Iran's supreme leader ruled out Wednesday Iranian help in any United States-led attack on neighboring Afghanistan, calling U.S. behavior "disgusting" and saying that the U.S. was not "competent" to lead a global campaign.
"Iran will not participate in any move under U.S. leadership. Iran will not extend any assistance to the U.S. and its allies in attacking the already suffering Muslim neighboring Afghanistan," Ayatollah Ali Khamenei said in an address to families of soldiers killed in the 1980-88 Iran-Iraq war.
America's behavior, by expecting help but not earning the respect of other nations, was "disgusting," Khamenei said, adding that Iran did not consider the United States "competent and sincere (enough) to lead any global campaign against terrorism."
Khamenei's remarks were the clearest made yet by Iran in response to suggestions that Washington may call on Iran to join a U.S.-led global force to fight terrorism. Iran considers the United States its biggest enemy, but a strong reform movement in the government favors warming ties with the West. Washington has put Iran on a list of nations supporting terrorism.

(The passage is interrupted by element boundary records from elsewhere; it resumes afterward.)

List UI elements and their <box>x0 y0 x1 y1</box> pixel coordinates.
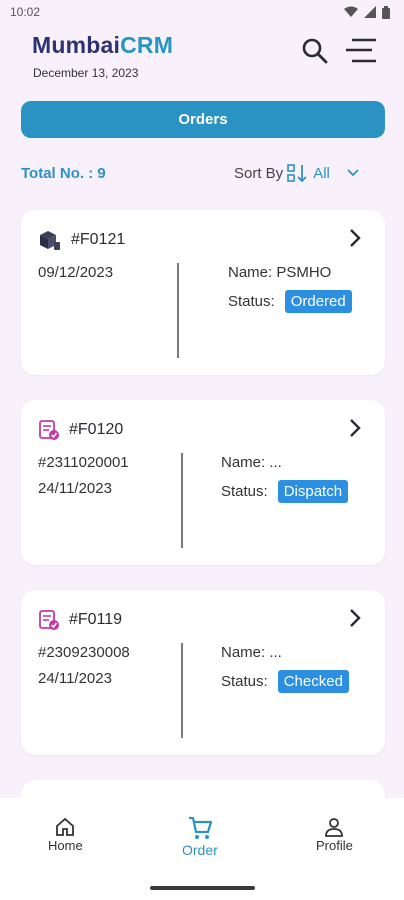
total-count: Total No. : 9 <box>21 165 106 182</box>
card-divider <box>181 643 183 738</box>
chevron-right-icon[interactable] <box>343 606 367 630</box>
status-icons <box>344 5 390 19</box>
order-status-row: Status: Ordered <box>228 290 352 313</box>
chevron-down-icon <box>347 169 359 177</box>
app-header: MumbaiCRM December 13, 2023 <box>0 24 404 94</box>
order-reference: #2309230008 <box>38 644 130 661</box>
sort-value: All <box>313 164 330 182</box>
brand-main: Mumbai <box>32 32 121 58</box>
order-date: 09/12/2023 <box>38 264 114 281</box>
current-date: December 13, 2023 <box>33 66 139 80</box>
chevron-right-icon[interactable] <box>343 416 367 440</box>
status-bar: 10:02 <box>0 0 404 24</box>
status-badge: Checked <box>277 670 349 693</box>
order-id: #F0119 <box>69 611 123 628</box>
card-divider <box>177 263 179 358</box>
signal-icon <box>364 6 376 18</box>
nav-home[interactable]: Home <box>48 816 83 853</box>
order-date: 24/11/2023 <box>38 480 112 497</box>
status-badge: Ordered <box>284 290 352 313</box>
sort-label: Sort By <box>234 164 284 182</box>
menu-icon[interactable] <box>342 36 380 66</box>
orders-button[interactable]: Orders <box>21 101 385 138</box>
order-name: Name: PSMHO <box>228 264 332 281</box>
home-indicator[interactable] <box>150 886 255 890</box>
chevron-right-icon[interactable] <box>343 226 367 250</box>
status-label: Status: <box>221 673 268 690</box>
battery-icon <box>382 5 390 19</box>
sort-dropdown[interactable]: Sort By All <box>234 164 360 182</box>
order-name: Name: ... <box>221 454 282 471</box>
profile-icon <box>325 818 344 837</box>
search-icon[interactable] <box>300 36 330 66</box>
wifi-icon <box>344 6 358 17</box>
order-card[interactable]: #F0120 #2311020001 24/11/2023 Name: ... … <box>21 400 385 565</box>
home-icon <box>56 817 75 836</box>
card-divider <box>181 453 183 548</box>
bottom-nav: Home Order Profile <box>0 798 404 900</box>
status-badge: Dispatch <box>277 480 349 503</box>
order-id: #F0121 <box>71 231 126 248</box>
nav-profile-label: Profile <box>316 838 353 853</box>
sort-icon <box>287 164 307 182</box>
order-reference: #2311020001 <box>38 454 129 471</box>
status-label: Status: <box>221 483 268 500</box>
cart-icon <box>188 816 212 839</box>
order-status-row: Status: Checked <box>221 670 349 693</box>
brand-accent: CRM <box>120 32 174 58</box>
order-card[interactable]: #F0119 #2309230008 24/11/2023 Name: ... … <box>21 590 385 755</box>
order-status-row: Status: Dispatch <box>221 480 349 503</box>
nav-profile[interactable]: Profile <box>316 816 353 853</box>
order-id: #F0120 <box>69 421 124 438</box>
package-icon <box>40 231 60 250</box>
nav-order[interactable]: Order <box>182 814 218 858</box>
app-brand: MumbaiCRM <box>32 32 173 59</box>
order-date: 24/11/2023 <box>38 670 112 687</box>
nav-order-label: Order <box>182 842 218 858</box>
status-time: 10:02 <box>10 5 41 19</box>
status-label: Status: <box>228 293 275 310</box>
order-check-icon <box>39 420 59 440</box>
nav-home-label: Home <box>48 838 83 853</box>
order-name: Name: ... <box>221 644 282 661</box>
order-card[interactable]: #F0121 09/12/2023 Name: PSMHO Status: Or… <box>21 210 385 375</box>
order-check-icon <box>39 610 59 630</box>
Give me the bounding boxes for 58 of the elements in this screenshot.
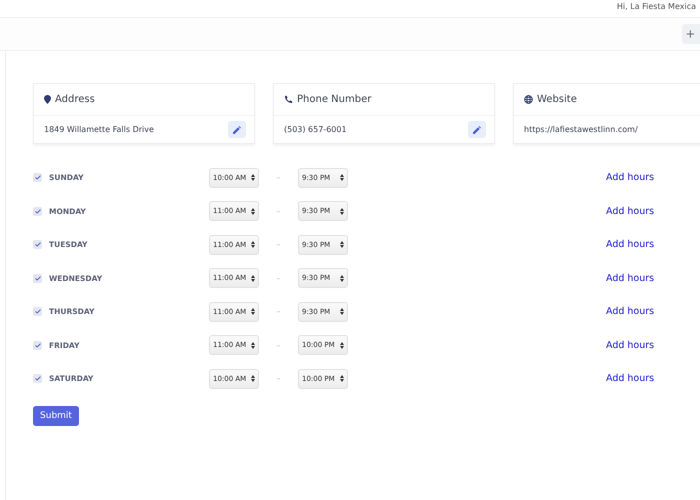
card-value: (503) 657-6001 — [284, 125, 347, 134]
spinner-arrows-icon — [340, 308, 344, 316]
spinner-arrows-icon — [251, 208, 255, 215]
add-hours-link[interactable]: Add hours — [606, 239, 654, 250]
dash-separator: – — [276, 374, 282, 384]
pencil-icon — [233, 126, 241, 134]
spinner-arrows-icon — [340, 274, 344, 282]
add-hours-link[interactable]: Add hours — [606, 272, 654, 284]
day-checkbox[interactable] — [33, 240, 42, 250]
checkmark-icon — [34, 342, 40, 348]
globe-icon — [524, 95, 533, 104]
checkmark-icon — [34, 242, 40, 248]
checkmark-icon — [34, 208, 40, 214]
spinner-arrows-icon — [340, 208, 344, 215]
spinner-arrows-icon — [251, 375, 255, 382]
greeting-text: Hi, La Fiesta Mexica — [616, 2, 696, 11]
dash-separator: – — [276, 307, 282, 316]
day-checkbox[interactable] — [33, 340, 42, 350]
add-button[interactable]: + — [682, 24, 700, 44]
edit-button[interactable] — [228, 121, 246, 138]
checkmark-icon — [34, 276, 40, 281]
spinner-arrows-icon — [340, 174, 344, 182]
checkmark-icon — [34, 175, 40, 180]
spinner-arrows-icon — [251, 174, 255, 182]
pencil-icon — [473, 126, 481, 134]
day-checkbox[interactable] — [33, 307, 42, 316]
card-title: Address — [55, 94, 95, 105]
add-hours-link[interactable]: Add hours — [606, 306, 654, 318]
dash-separator: – — [276, 274, 282, 283]
dash-separator: – — [276, 240, 282, 250]
spinner-arrows-icon — [251, 241, 255, 248]
card-value: 1849 Willamette Falls Drive — [44, 125, 154, 134]
add-hours-link[interactable]: Add hours — [606, 172, 654, 184]
card-title: Website — [537, 94, 577, 105]
add-hours-link[interactable]: Add hours — [606, 373, 654, 384]
card-title: Phone Number — [297, 94, 372, 105]
spinner-arrows-icon — [340, 375, 344, 382]
checkmark-icon — [34, 376, 40, 382]
map-pin-icon — [44, 95, 51, 104]
phone-icon — [284, 95, 293, 104]
dash-separator: – — [276, 173, 282, 182]
day-checkbox[interactable] — [33, 173, 42, 182]
day-checkbox[interactable] — [33, 274, 42, 283]
dash-separator: – — [276, 206, 282, 216]
checkmark-icon — [34, 309, 40, 314]
edit-button[interactable] — [468, 121, 486, 138]
spinner-arrows-icon — [251, 274, 255, 282]
spinner-arrows-icon — [340, 241, 344, 248]
spinner-arrows-icon — [340, 342, 344, 349]
add-hours-link[interactable]: Add hours — [606, 206, 654, 217]
spinner-arrows-icon — [251, 308, 255, 316]
day-checkbox[interactable] — [33, 374, 42, 384]
spinner-arrows-icon — [251, 342, 255, 349]
dash-separator: – — [276, 340, 282, 350]
card-value: https://lafiestawestlinn.com/ — [524, 125, 638, 134]
day-checkbox[interactable] — [33, 206, 42, 216]
add-hours-link[interactable]: Add hours — [606, 340, 654, 351]
submit-button[interactable]: Submit — [33, 406, 79, 426]
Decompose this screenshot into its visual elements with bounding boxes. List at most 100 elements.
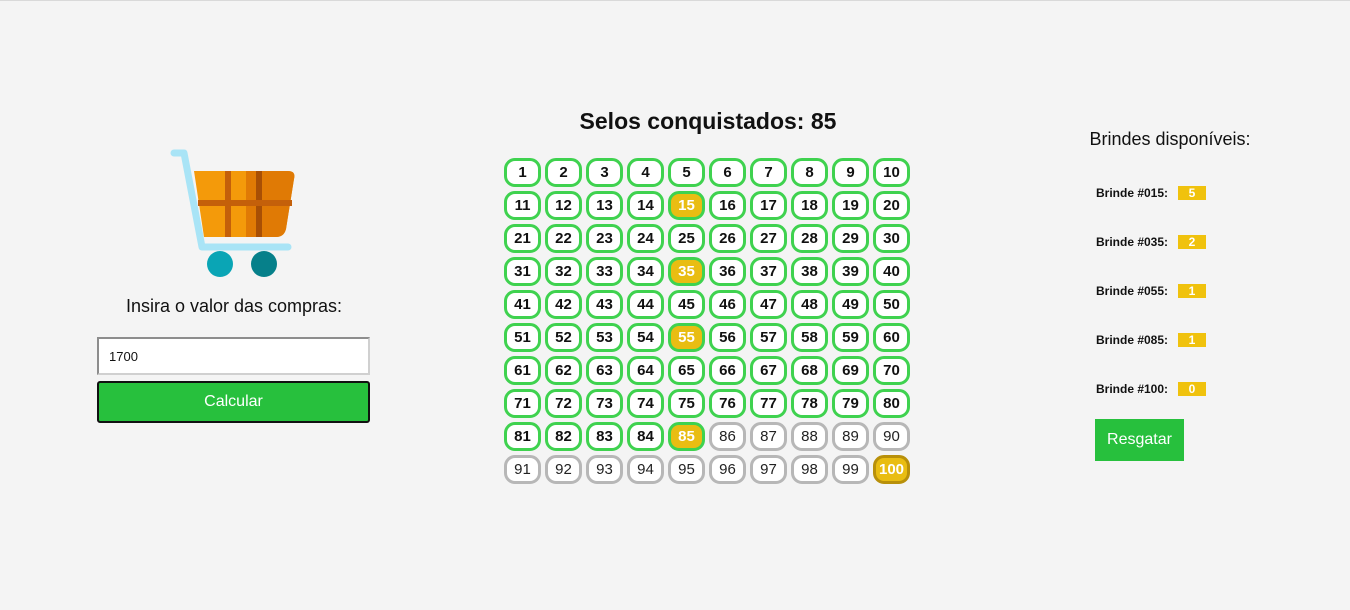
gift-label: Brinde #015:	[1096, 186, 1169, 200]
stamp-44: 44	[627, 290, 664, 319]
stamp-43: 43	[586, 290, 623, 319]
stamp-41: 41	[504, 290, 541, 319]
stamp-87: 87	[750, 422, 787, 451]
gift-row: Brinde #015: 5	[1096, 185, 1206, 201]
stamp-15: 15	[668, 191, 705, 220]
stamp-11: 11	[504, 191, 541, 220]
stamp-68: 68	[791, 356, 828, 385]
gift-label: Brinde #085:	[1096, 333, 1169, 347]
stamp-34: 34	[627, 257, 664, 286]
stamp-47: 47	[750, 290, 787, 319]
gift-row: Brinde #035: 2	[1096, 234, 1206, 250]
stamp-4: 4	[627, 158, 664, 187]
redeem-button[interactable]: Resgatar	[1095, 419, 1184, 461]
stamp-58: 58	[791, 323, 828, 352]
stamp-81: 81	[504, 422, 541, 451]
gift-count-badge: 2	[1178, 235, 1206, 249]
stamp-79: 79	[832, 389, 869, 418]
stamp-75: 75	[668, 389, 705, 418]
stamp-86: 86	[709, 422, 746, 451]
stamp-53: 53	[586, 323, 623, 352]
stamp-12: 12	[545, 191, 582, 220]
stamp-26: 26	[709, 224, 746, 253]
stamp-37: 37	[750, 257, 787, 286]
stamp-36: 36	[709, 257, 746, 286]
stamp-45: 45	[668, 290, 705, 319]
stamp-38: 38	[791, 257, 828, 286]
stamp-65: 65	[668, 356, 705, 385]
stamp-83: 83	[586, 422, 623, 451]
stamp-54: 54	[627, 323, 664, 352]
stamp-7: 7	[750, 158, 787, 187]
stamp-85: 85	[668, 422, 705, 451]
stamp-95: 95	[668, 455, 705, 484]
stamp-35: 35	[668, 257, 705, 286]
stamp-5: 5	[668, 158, 705, 187]
stamp-14: 14	[627, 191, 664, 220]
purchase-value-input[interactable]	[97, 337, 370, 375]
stamp-10: 10	[873, 158, 910, 187]
stamp-32: 32	[545, 257, 582, 286]
calculate-button[interactable]: Calcular	[97, 381, 370, 423]
gift-row: Brinde #085: 1	[1096, 332, 1206, 348]
stamp-30: 30	[873, 224, 910, 253]
gift-label: Brinde #035:	[1096, 235, 1169, 249]
stamp-51: 51	[504, 323, 541, 352]
stamp-73: 73	[586, 389, 623, 418]
stamp-100: 100	[873, 455, 910, 484]
stamp-84: 84	[627, 422, 664, 451]
stamp-93: 93	[586, 455, 623, 484]
gift-count-badge: 1	[1178, 284, 1206, 298]
stamp-62: 62	[545, 356, 582, 385]
gift-label: Brinde #100:	[1096, 382, 1169, 396]
stamp-90: 90	[873, 422, 910, 451]
stamp-13: 13	[586, 191, 623, 220]
stamp-33: 33	[586, 257, 623, 286]
stamp-63: 63	[586, 356, 623, 385]
stamp-77: 77	[750, 389, 787, 418]
stamp-96: 96	[709, 455, 746, 484]
stamp-66: 66	[709, 356, 746, 385]
stamp-8: 8	[791, 158, 828, 187]
stamp-88: 88	[791, 422, 828, 451]
stamp-28: 28	[791, 224, 828, 253]
stamp-92: 92	[545, 455, 582, 484]
stamp-40: 40	[873, 257, 910, 286]
stamp-25: 25	[668, 224, 705, 253]
stamp-3: 3	[586, 158, 623, 187]
stamp-99: 99	[832, 455, 869, 484]
stamp-21: 21	[504, 224, 541, 253]
stamp-50: 50	[873, 290, 910, 319]
stamp-9: 9	[832, 158, 869, 187]
stamp-20: 20	[873, 191, 910, 220]
gift-row: Brinde #100: 0	[1096, 381, 1206, 397]
stamp-60: 60	[873, 323, 910, 352]
stamp-80: 80	[873, 389, 910, 418]
stamp-23: 23	[586, 224, 623, 253]
stamp-89: 89	[832, 422, 869, 451]
stamp-78: 78	[791, 389, 828, 418]
stamp-6: 6	[709, 158, 746, 187]
stamp-17: 17	[750, 191, 787, 220]
stamp-19: 19	[832, 191, 869, 220]
stamps-title: Selos conquistados: 85	[579, 108, 837, 134]
stamp-61: 61	[504, 356, 541, 385]
stamp-72: 72	[545, 389, 582, 418]
stamp-24: 24	[627, 224, 664, 253]
stamp-71: 71	[504, 389, 541, 418]
stamp-67: 67	[750, 356, 787, 385]
stamp-48: 48	[791, 290, 828, 319]
stamp-49: 49	[832, 290, 869, 319]
stamp-76: 76	[709, 389, 746, 418]
stamp-18: 18	[791, 191, 828, 220]
stamp-74: 74	[627, 389, 664, 418]
gifts-title: Brindes disponíveis:	[1089, 129, 1251, 149]
stamp-57: 57	[750, 323, 787, 352]
stamp-1: 1	[504, 158, 541, 187]
stamp-64: 64	[627, 356, 664, 385]
stamp-91: 91	[504, 455, 541, 484]
stamp-82: 82	[545, 422, 582, 451]
stamp-69: 69	[832, 356, 869, 385]
stamp-39: 39	[832, 257, 869, 286]
stamp-56: 56	[709, 323, 746, 352]
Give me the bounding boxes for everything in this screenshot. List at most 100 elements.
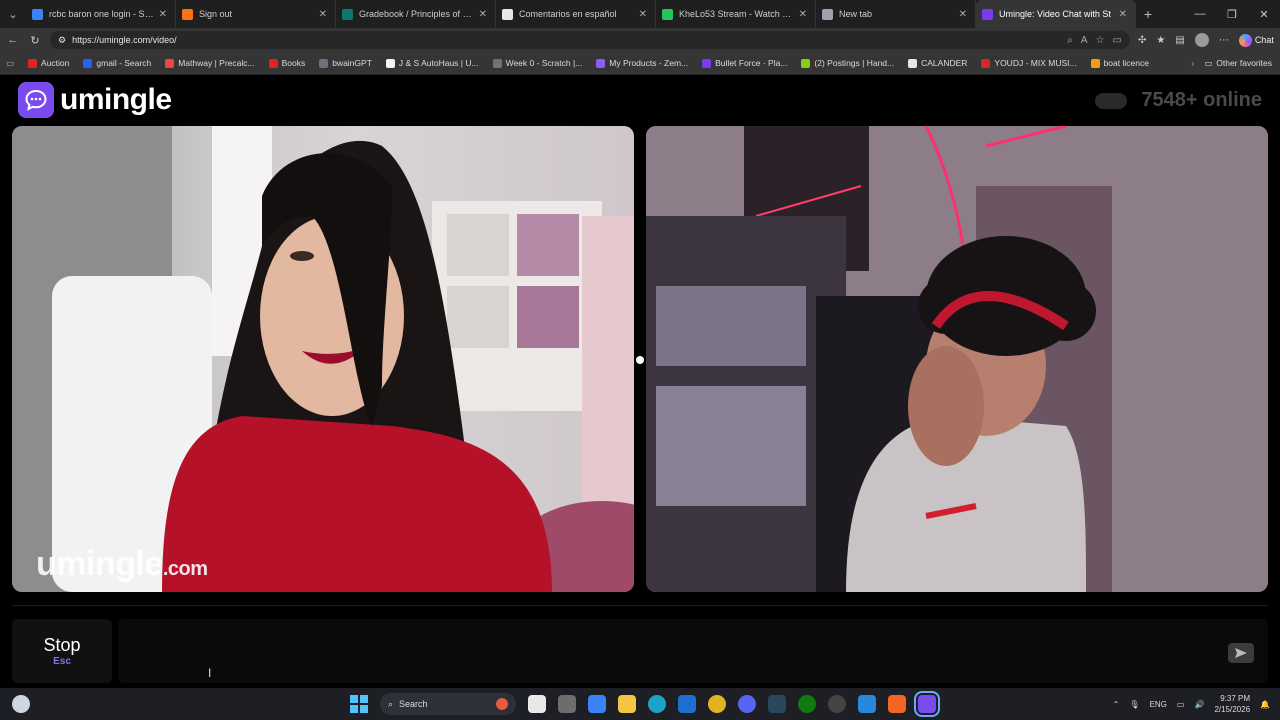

During the past few days, Iran expressed its opposition to unilateral retaliatory U.S. military strikes against the Taliban, who harbor Usama bin Laden, the prime suspect in the Sept. 11 terrorist attacks. Iran has called for an international anti-terror coalition led by the United Nations — not Washington.
In his speech, Khamenei, the leader of hard-liners opposed to reforms, also rejected America's declaration to the world that nations had to choose between being "with us or terrorism."